Caching can get complex. It’s the question that Jini solves with leasing. If one of us goes down, when can the person holding the cache throw this stuff away? Leasing is a good answer to that. There are other answers, but leasing is a pretty elegant one.
On the other hand, if you store information that I can’t reconstruct, then a whole host of questions suddenly surface. One question is, “Are you now a single point of failure?” I have to talk to you now. I can’t talk to anyone else. So what happens if you go down?
To deal with that, you could be replicated. But now you have to worry about replication strategies. What if I talk to one replicant and modify some data, then I talk to another? Is that modification guaranteed to have already arrived there? What is the replication strategy? What kind of consistency do you need—tight or loose? What happens if the network gets partitioned and the replicants can’t talk to each other? Can anybody proceed?
There are answers to these questions. A whole branch of computer science is devoted to replication. But it is a nontrivial issue. You can almost always get into some state where you can’t proceed. You no longer have a single point of failure. You have reduced the probability of not being able to proceed, but you haven’t eliminated it.
If my interaction with you is stateless in the sense I’ve described—nothing more than a cache—then your failure can only slow me down if there’s an equivalent service to you. And that equivalent service can come up after you go down. It doesn’t necessarily have to be there in advance for failover.
So, generally, state introduces a whole host of problems and complications. People have solved them, but they are hell. So I follow the rule: make everything you can stateless. If there is one piece of the system you can’t make stateless—it has to have state—to the extent possible make it hold all the state. Have as few stateful components as you can.
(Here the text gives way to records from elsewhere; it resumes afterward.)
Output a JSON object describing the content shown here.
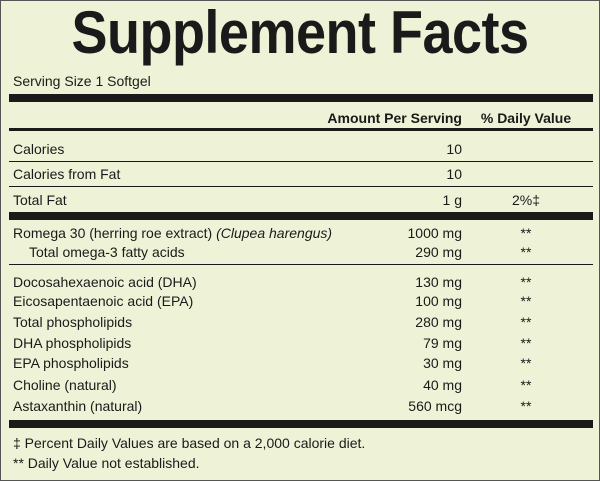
{
  "header": {
    "title": "Supplement Facts",
    "serving_size": "Serving Size 1 Softgel"
  },
  "table": {
    "columns": [
      "Amount Per Serving",
      "% Daily Value"
    ],
    "rows": [
      {
        "name": "Calories",
        "amount": "10"
      },
      {
        "name": "Calories from Fat",
        "amount": "10"
      },
      {
        "name": "Total Fat",
        "amount": "1 g",
        "daily_value": "2%‡"
      },
      {
        "name": "Romega 30 (herring roe extract)",
        "name_italic": "(Clupea harengus)",
        "amount": "1000 mg",
        "daily_value": "**"
      },
      {
        "name": "Total omega-3 fatty acids",
        "amount": "290 mg",
        "daily_value": "**"
      },
      {
        "name": "Docosahexaenoic acid (DHA)",
        "amount": "130 mg",
        "daily_value": "**"
      },
      {
        "name": "Eicosapentaenoic acid (EPA)",
        "amount": "100 mg",
        "daily_value": "**"
      },
      {
        "name": "Total phospholipids",
        "amount": "280 mg",
        "daily_value": "**"
      },
      {
        "name": "DHA phospholipids",
        "amount": "79 mg",
        "daily_value": "**"
      },
      {
        "name": "EPA phospholipids",
        "amount": "30 mg",
        "daily_value": "**"
      },
      {
        "name": "Choline (natural)",
        "amount": "40 mg",
        "daily_value": "**"
      },
      {
        "name": "Astaxanthin (natural)",
        "amount": "560 mcg",
        "daily_value": "**"
      }
    ]
  },
  "footnotes": [
    "‡  Percent Daily Values are based on a 2,000 calorie diet.",
    "** Daily Value not established."
  ]
}
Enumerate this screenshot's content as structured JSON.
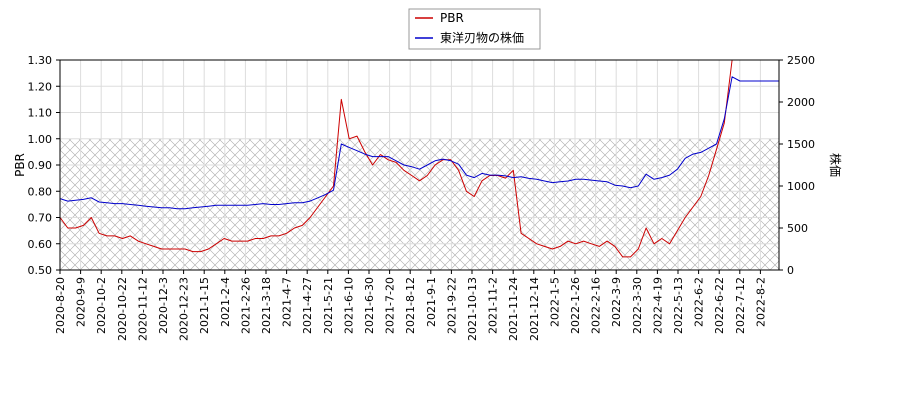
{
  "chart_data": {
    "type": "line",
    "title": "",
    "xlabel": "",
    "ylabel_left": "PBR",
    "ylabel_right": "株価",
    "x_ticks": [
      "2020-8-20",
      "2020-9-9",
      "2020-10-2",
      "2020-10-22",
      "2020-11-12",
      "2020-12-3",
      "2020-12-23",
      "2021-1-15",
      "2021-2-4",
      "2021-2-26",
      "2021-3-18",
      "2021-4-7",
      "2021-4-27",
      "2021-5-21",
      "2021-6-10",
      "2021-6-30",
      "2021-7-20",
      "2021-8-12",
      "2021-9-1",
      "2021-9-22",
      "2021-10-13",
      "2021-11-2",
      "2021-11-24",
      "2021-12-14",
      "2022-1-5",
      "2022-1-26",
      "2022-2-16",
      "2022-3-9",
      "2022-3-30",
      "2022-4-19",
      "2022-5-13",
      "2022-6-2",
      "2022-6-22",
      "2022-7-12",
      "2022-8-2"
    ],
    "ylim_left": [
      0.5,
      1.3
    ],
    "yticks_left": [
      "0.50",
      "0.60",
      "0.70",
      "0.80",
      "0.90",
      "1.00",
      "1.10",
      "1.20",
      "1.30"
    ],
    "ylim_right": [
      0,
      2500
    ],
    "yticks_right": [
      "0",
      "500",
      "1000",
      "1500",
      "2000",
      "2500"
    ],
    "hatched_band_left": [
      0.5,
      1.0
    ],
    "grid": true,
    "legend_position": "top-center",
    "series": [
      {
        "name": "PBR",
        "color": "#cc0000",
        "axis": "left",
        "values": [
          0.7,
          0.66,
          0.66,
          0.67,
          0.7,
          0.64,
          0.63,
          0.63,
          0.62,
          0.63,
          0.61,
          0.6,
          0.59,
          0.58,
          0.58,
          0.58,
          0.58,
          0.57,
          0.57,
          0.58,
          0.6,
          0.62,
          0.61,
          0.61,
          0.61,
          0.62,
          0.62,
          0.63,
          0.63,
          0.64,
          0.66,
          0.67,
          0.7,
          0.74,
          0.78,
          0.82,
          1.15,
          1.0,
          1.01,
          0.95,
          0.9,
          0.94,
          0.92,
          0.91,
          0.88,
          0.86,
          0.84,
          0.86,
          0.9,
          0.92,
          0.92,
          0.88,
          0.8,
          0.78,
          0.84,
          0.86,
          0.86,
          0.85,
          0.88,
          0.64,
          0.62,
          0.6,
          0.59,
          0.58,
          0.59,
          0.61,
          0.6,
          0.61,
          0.6,
          0.59,
          0.61,
          0.59,
          0.55,
          0.55,
          0.58,
          0.66,
          0.6,
          0.62,
          0.6,
          0.65,
          0.7,
          0.74,
          0.78,
          0.86,
          0.96,
          1.06,
          1.3,
          1.3,
          1.3,
          1.3,
          1.3,
          1.3,
          1.3
        ]
      },
      {
        "name": "東洋刃物の株価",
        "color": "#0000cc",
        "axis": "right",
        "values": [
          850,
          820,
          830,
          840,
          860,
          810,
          800,
          790,
          790,
          780,
          770,
          760,
          750,
          740,
          740,
          730,
          730,
          740,
          750,
          760,
          770,
          770,
          770,
          770,
          770,
          780,
          790,
          780,
          780,
          790,
          800,
          800,
          820,
          860,
          900,
          950,
          1500,
          1460,
          1420,
          1380,
          1350,
          1350,
          1350,
          1300,
          1250,
          1230,
          1200,
          1250,
          1300,
          1320,
          1300,
          1260,
          1130,
          1100,
          1150,
          1130,
          1130,
          1120,
          1100,
          1110,
          1090,
          1080,
          1060,
          1040,
          1050,
          1060,
          1080,
          1080,
          1070,
          1060,
          1050,
          1010,
          1000,
          980,
          1000,
          1140,
          1080,
          1100,
          1130,
          1200,
          1330,
          1380,
          1400,
          1450,
          1500,
          1800,
          2300,
          2250,
          2250,
          2250,
          2250,
          2250,
          2250
        ]
      }
    ]
  }
}
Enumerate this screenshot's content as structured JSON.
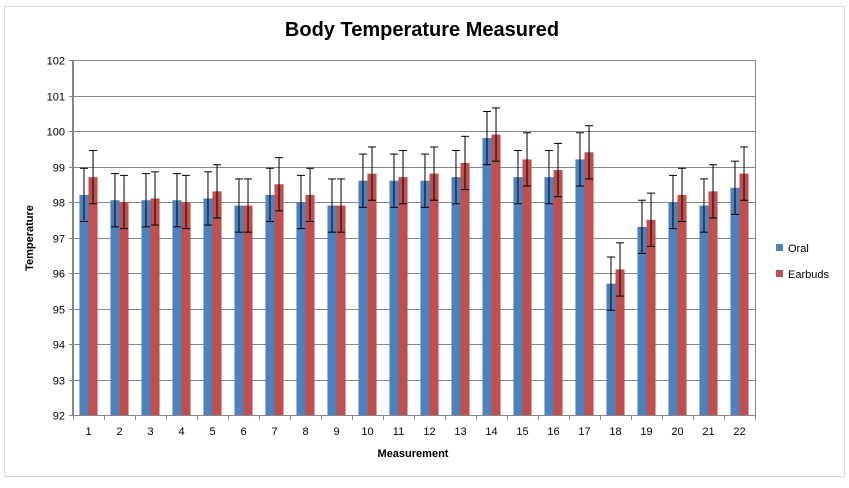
{
  "chart_data": {
    "type": "bar",
    "title": "Body Temperature Measured",
    "xlabel": "Measurement",
    "ylabel": "Temperature",
    "ylim": [
      92,
      102
    ],
    "yticks": [
      92,
      93,
      94,
      95,
      96,
      97,
      98,
      99,
      100,
      101,
      102
    ],
    "grid": true,
    "legend_position": "right",
    "categories": [
      "1",
      "2",
      "3",
      "4",
      "5",
      "6",
      "7",
      "8",
      "9",
      "10",
      "11",
      "12",
      "13",
      "14",
      "15",
      "16",
      "17",
      "18",
      "19",
      "20",
      "21",
      "22"
    ],
    "error_bar": 0.75,
    "series": [
      {
        "name": "Oral",
        "color": "#4f81bd",
        "values": [
          98.2,
          98.05,
          98.05,
          98.05,
          98.1,
          97.9,
          98.2,
          98.0,
          97.9,
          98.6,
          98.6,
          98.6,
          98.7,
          99.8,
          98.7,
          98.7,
          99.2,
          95.7,
          97.3,
          98.0,
          97.9,
          98.4
        ]
      },
      {
        "name": "Earbuds",
        "color": "#c0504d",
        "values": [
          98.7,
          98.0,
          98.1,
          98.0,
          98.3,
          97.9,
          98.5,
          98.2,
          97.9,
          98.8,
          98.7,
          98.8,
          99.1,
          99.9,
          99.2,
          98.9,
          99.4,
          96.1,
          97.5,
          98.2,
          98.3,
          98.8
        ]
      }
    ]
  }
}
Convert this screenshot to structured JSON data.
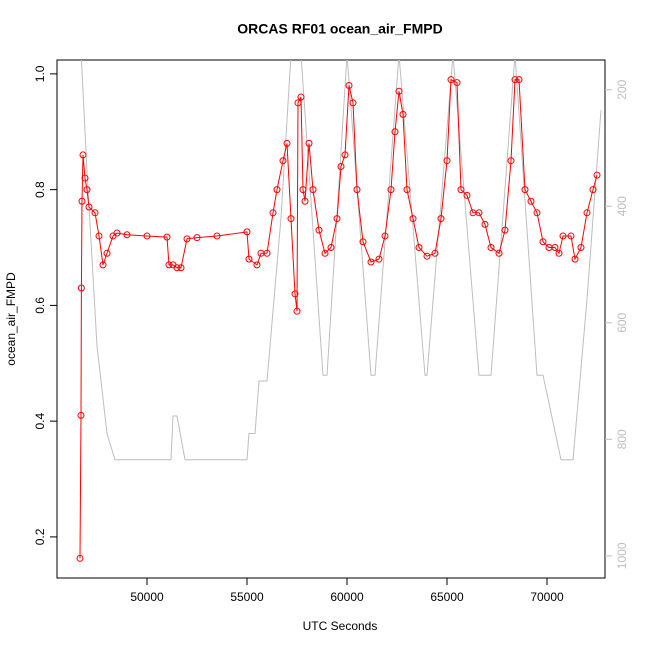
{
  "chart_data": {
    "type": "line",
    "title": "ORCAS RF01 ocean_air_FMPD",
    "xlabel": "UTC Seconds",
    "ylabel": "ocean_air_FMPD",
    "xlim": [
      45500,
      72900
    ],
    "xticks": [
      50000,
      55000,
      60000,
      65000,
      70000
    ],
    "ylim": [
      0.129,
      1.024
    ],
    "yticks": [
      0.2,
      0.4,
      0.6,
      0.8,
      {
        "value": 1,
        "label": "1.0"
      }
    ],
    "y2lim": [
      1038,
      149
    ],
    "y2ticks": [
      200,
      400,
      600,
      800,
      1000
    ],
    "series": [
      {
        "color": "#bebebe",
        "axis": "y2",
        "markers": false,
        "x": [
          46650,
          47000,
          47500,
          48000,
          48400,
          51200,
          51300,
          51500,
          51900,
          55000,
          55100,
          55400,
          55600,
          56000,
          56700,
          57200,
          57700,
          58800,
          59000,
          60000,
          61200,
          61400,
          62600,
          63900,
          64000,
          65300,
          66600,
          67200,
          68400,
          69500,
          69800,
          70700,
          71300,
          72000,
          72700
        ],
        "values": [
          100,
          340,
          640,
          790,
          835,
          835,
          760,
          760,
          835,
          835,
          790,
          790,
          700,
          700,
          420,
          140,
          140,
          690,
          690,
          140,
          690,
          690,
          140,
          690,
          690,
          140,
          690,
          690,
          140,
          690,
          690,
          835,
          835,
          560,
          235
        ]
      },
      {
        "color": "#ff0000",
        "markers": true,
        "x": [
          46650,
          46700,
          46720,
          46750,
          46800,
          46900,
          47000,
          47100,
          47400,
          47600,
          47800,
          48000,
          48300,
          48500,
          49000,
          50000,
          51000,
          51100,
          51300,
          51500,
          51700,
          52000,
          52500,
          53500,
          55000,
          55100,
          55500,
          55700,
          56000,
          56300,
          56500,
          56800,
          57000,
          57200,
          57400,
          57500,
          57550,
          57700,
          57800,
          57900,
          58100,
          58300,
          58600,
          58900,
          59200,
          59500,
          59700,
          59900,
          60100,
          60300,
          60500,
          60800,
          61200,
          61600,
          61900,
          62200,
          62400,
          62600,
          62800,
          63000,
          63300,
          63600,
          64000,
          64400,
          64700,
          65000,
          65200,
          65500,
          65700,
          66000,
          66300,
          66600,
          66900,
          67200,
          67600,
          67900,
          68200,
          68400,
          68600,
          68900,
          69200,
          69500,
          69800,
          70100,
          70400,
          70600,
          70800,
          71200,
          71400,
          71700,
          72000,
          72300,
          72500
        ],
        "values": [
          0.163,
          0.41,
          0.63,
          0.78,
          0.86,
          0.82,
          0.8,
          0.77,
          0.76,
          0.72,
          0.67,
          0.69,
          0.72,
          0.725,
          0.722,
          0.72,
          0.718,
          0.67,
          0.67,
          0.665,
          0.665,
          0.715,
          0.717,
          0.72,
          0.727,
          0.68,
          0.67,
          0.69,
          0.69,
          0.76,
          0.8,
          0.85,
          0.88,
          0.75,
          0.62,
          0.59,
          0.95,
          0.96,
          0.8,
          0.78,
          0.88,
          0.8,
          0.73,
          0.69,
          0.7,
          0.75,
          0.84,
          0.86,
          0.98,
          0.95,
          0.8,
          0.71,
          0.675,
          0.68,
          0.72,
          0.8,
          0.9,
          0.97,
          0.93,
          0.8,
          0.75,
          0.7,
          0.685,
          0.69,
          0.75,
          0.85,
          0.99,
          0.985,
          0.8,
          0.79,
          0.76,
          0.76,
          0.74,
          0.7,
          0.69,
          0.73,
          0.85,
          0.99,
          0.99,
          0.8,
          0.78,
          0.76,
          0.71,
          0.7,
          0.7,
          0.69,
          0.72,
          0.72,
          0.68,
          0.7,
          0.76,
          0.8,
          0.825
        ]
      }
    ]
  }
}
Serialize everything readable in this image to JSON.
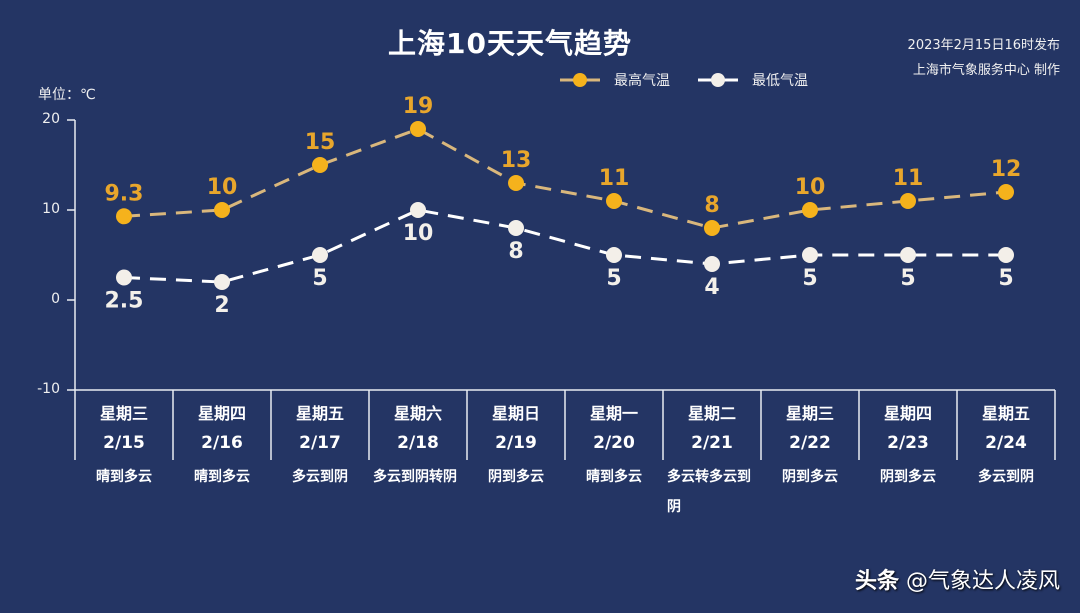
{
  "header": {
    "title": "上海10天天气趋势",
    "publish_time": "2023年2月15日16时发布",
    "publisher": "上海市气象服务中心 制作",
    "unit_label": "单位：℃"
  },
  "legend": {
    "high_label": "最高气温",
    "low_label": "最低气温"
  },
  "colors": {
    "background": "#243564",
    "high_line": "#d9b77c",
    "high_marker": "#f5b21c",
    "high_label": "#e8a62c",
    "low_line": "#ffffff",
    "low_marker": "#f3efe9"
  },
  "y_ticks": [
    "20",
    "10",
    "0",
    "-10"
  ],
  "days": [
    {
      "weekday": "星期三",
      "date": "2/15",
      "weather": "晴到多云"
    },
    {
      "weekday": "星期四",
      "date": "2/16",
      "weather": "晴到多云"
    },
    {
      "weekday": "星期五",
      "date": "2/17",
      "weather": "多云到阴"
    },
    {
      "weekday": "星期六",
      "date": "2/18",
      "weather": "多云到阴转阴"
    },
    {
      "weekday": "星期日",
      "date": "2/19",
      "weather": "阴到多云"
    },
    {
      "weekday": "星期一",
      "date": "2/20",
      "weather": "晴到多云"
    },
    {
      "weekday": "星期二",
      "date": "2/21",
      "weather": "多云转多云到阴"
    },
    {
      "weekday": "星期三",
      "date": "2/22",
      "weather": "阴到多云"
    },
    {
      "weekday": "星期四",
      "date": "2/23",
      "weather": "阴到多云"
    },
    {
      "weekday": "星期五",
      "date": "2/24",
      "weather": "多云到阴"
    }
  ],
  "watermark": {
    "brand": "头条",
    "handle": "@气象达人凌风"
  },
  "chart_data": {
    "type": "line",
    "title": "上海10天天气趋势",
    "subtitle": "2023年2月15日16时发布 / 上海市气象服务中心 制作",
    "xlabel": "",
    "ylabel": "单位：℃",
    "categories": [
      "星期三 2/15",
      "星期四 2/16",
      "星期五 2/17",
      "星期六 2/18",
      "星期日 2/19",
      "星期一 2/20",
      "星期二 2/21",
      "星期三 2/22",
      "星期四 2/23",
      "星期五 2/24"
    ],
    "series": [
      {
        "name": "最高气温",
        "values": [
          9.3,
          10,
          15,
          19,
          13,
          11,
          8,
          10,
          11,
          12
        ],
        "labels": [
          "9.3",
          "10",
          "15",
          "19",
          "13",
          "11",
          "8",
          "10",
          "11",
          "12"
        ]
      },
      {
        "name": "最低气温",
        "values": [
          2.5,
          2,
          5,
          10,
          8,
          5,
          4,
          5,
          5,
          5
        ],
        "labels": [
          "2.5",
          "2",
          "5",
          "10",
          "8",
          "5",
          "4",
          "5",
          "5",
          "5"
        ]
      }
    ],
    "ylim": [
      -10,
      20
    ],
    "yticks": [
      -10,
      0,
      10,
      20
    ],
    "grid": false,
    "legend_position": "top",
    "line_style": "dashed"
  }
}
If you end up with a system of five components and two of them have state, ask yourself if only one can have state. Because, assuming all components are critical, if either of the two stateful components goes down you are screwed. So you might as well have just one stateful component. Then at least four, instead of three, components have this wonderful feature of robustability. There are limits to how hard you should try to do that. You probably don’t want to put two completely unrelated things together just for that reason. You may want to implement them in the same place. But in terms of defining the interfaces and designing the systems, you should avoid state and then make as many components as possible stateless. The best answer is to make all components stateless. It is not always achievable, but it’s always my goal.
Bill Venners
All these databases lying around are state. On the Web, every Website has a database behind it.
Ken Arnold
Sure, the file system underneath a Website, even if it’s just HTML, is a database. And that is one case where state is necessary. How am I going to place an order with you if I don’t trust you to hold onto it? So in that case, you have to live with state hell. But a lot of work goes into that dealing with that state. If you look at the reliable, high-performance sites, that is a very nontrivial problem to solve. It is probably the distributed state problem that people are most familiar with. Anyone who has dealt with any large scale, high availability, or high performance piece of the problem knows that state is hell because they’ve lived with that hell. So the question is, “Why have more hell than you need to have?” You have to try and avoid it. Avoid. Avoid. Avoid.